@dpo Thanks for the pointer TRON. Here’s a quick comparison between TRON (projected second-order descent) vs ECOS (primal-dual interior). The ECOS experiment uses a small custom wrapper around the ECOS.jl solver to translate the box-constrained solver into the second-order cone program
minimize t subj to Ax+r=b, (r,t) in SOC, 0 ≤ x ≤ u.
Here’s the setup:
using JSOSolvers, NLPModels
using ECOSProblems # https://github.com/mpf/ECOSProblems.jl
using BenchmarkTools
using LinearAlgebra
global_logger(NullLogger())
m, n = 10000, 10
A = randn(m, n); x = randn(n); b = A*x;
bl = zeros(n); bu = ones(n)
And here are the benchmarks, which shows a clear advantage to TRON:
julia> @benchmark ECOSProblems.lsbox($A, $b, $bu, verbose=0)
BenchmarkTools.Trial:
memory estimate: 11.10 MiB
allocs estimate: 495
--------------
minimum time: 250.028 ms (0.00% GC)
median time: 253.803 ms (0.00% GC)
mean time: 254.501 ms (0.43% GC)
maximum time: 260.866 ms (1.62% GC)
--------------
samples: 20
evals/sample: 1
julia> @benchmark tron(LLSModel($A, $b, lvar=$bl, uvar=$bu))
BenchmarkTools.Trial:
memory estimate: 6.73 MiB
allocs estimate: 1758
--------------
minimum time: 4.248 ms (0.00% GC)
median time: 5.061 ms (0.00% GC)
mean time: 5.958 ms (15.21% GC)
maximum time: 12.798 ms (53.19% GC)
--------------
samples: 840
The solutions are close:
julia> xecos = ECOSProblems.lsbox(A, b, bu, verbose=0)[1];
julia> xtron = (tron(LLSModel(A, b, lvar=bl, uvar=bu))).solution;
julia> println(norm(xecos-xtron,Inf))
1.2407727578850336e-6
As @dpo suggested, further improvements are likely possible with some tweaks to the TRON interface.

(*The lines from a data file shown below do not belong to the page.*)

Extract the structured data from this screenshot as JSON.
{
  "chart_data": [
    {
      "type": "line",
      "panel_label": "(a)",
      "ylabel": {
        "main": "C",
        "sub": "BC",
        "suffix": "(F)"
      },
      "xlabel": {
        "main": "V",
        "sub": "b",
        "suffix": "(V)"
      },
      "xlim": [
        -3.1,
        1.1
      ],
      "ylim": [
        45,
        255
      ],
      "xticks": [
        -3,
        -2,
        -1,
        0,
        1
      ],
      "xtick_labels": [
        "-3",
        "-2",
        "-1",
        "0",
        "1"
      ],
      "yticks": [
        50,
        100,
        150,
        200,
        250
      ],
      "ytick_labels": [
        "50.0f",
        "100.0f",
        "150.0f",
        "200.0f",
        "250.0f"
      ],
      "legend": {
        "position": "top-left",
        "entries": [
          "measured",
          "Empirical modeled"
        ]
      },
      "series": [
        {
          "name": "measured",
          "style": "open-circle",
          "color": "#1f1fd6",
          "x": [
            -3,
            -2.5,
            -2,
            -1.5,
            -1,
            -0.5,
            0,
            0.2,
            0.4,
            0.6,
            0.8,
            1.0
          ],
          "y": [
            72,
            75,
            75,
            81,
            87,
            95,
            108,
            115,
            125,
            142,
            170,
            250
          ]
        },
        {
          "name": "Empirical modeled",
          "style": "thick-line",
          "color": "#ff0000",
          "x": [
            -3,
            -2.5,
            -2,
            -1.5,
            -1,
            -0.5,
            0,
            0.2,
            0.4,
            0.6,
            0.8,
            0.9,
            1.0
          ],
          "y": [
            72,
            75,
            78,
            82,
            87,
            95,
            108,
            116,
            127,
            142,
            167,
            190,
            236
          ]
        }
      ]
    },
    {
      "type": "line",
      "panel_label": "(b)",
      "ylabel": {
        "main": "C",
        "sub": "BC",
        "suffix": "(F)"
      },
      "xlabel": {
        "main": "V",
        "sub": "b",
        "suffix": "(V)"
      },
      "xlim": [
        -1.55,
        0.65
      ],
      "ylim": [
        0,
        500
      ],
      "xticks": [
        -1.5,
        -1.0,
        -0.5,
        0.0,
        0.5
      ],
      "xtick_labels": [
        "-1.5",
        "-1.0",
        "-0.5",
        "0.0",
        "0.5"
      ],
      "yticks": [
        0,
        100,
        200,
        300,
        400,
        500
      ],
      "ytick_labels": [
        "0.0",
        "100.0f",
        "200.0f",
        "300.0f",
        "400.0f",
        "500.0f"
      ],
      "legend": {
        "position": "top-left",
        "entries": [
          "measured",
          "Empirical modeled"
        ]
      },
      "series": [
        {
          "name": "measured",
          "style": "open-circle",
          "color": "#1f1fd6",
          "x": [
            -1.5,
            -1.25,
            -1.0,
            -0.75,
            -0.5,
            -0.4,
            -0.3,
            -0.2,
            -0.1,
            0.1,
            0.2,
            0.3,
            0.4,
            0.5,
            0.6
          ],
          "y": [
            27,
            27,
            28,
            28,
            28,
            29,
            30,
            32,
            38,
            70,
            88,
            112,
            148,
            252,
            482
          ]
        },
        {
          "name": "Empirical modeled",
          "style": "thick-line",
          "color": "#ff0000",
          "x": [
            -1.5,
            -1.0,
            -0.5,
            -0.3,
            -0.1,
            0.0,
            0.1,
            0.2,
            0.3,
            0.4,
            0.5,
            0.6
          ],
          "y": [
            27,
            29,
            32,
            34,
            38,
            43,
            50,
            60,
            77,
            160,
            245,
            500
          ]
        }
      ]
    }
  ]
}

However, the ECOS experiment probably could be significantly improved by taking advantage of the very few number of columns in A
:
- factor A = QR
- apply ECOS to the equivalent problem
minimize t - <A'b,x> subj to (||Rx||,t) in rotated SOC, 0 ≤ x ≤ u,
which has a much smaller dual space.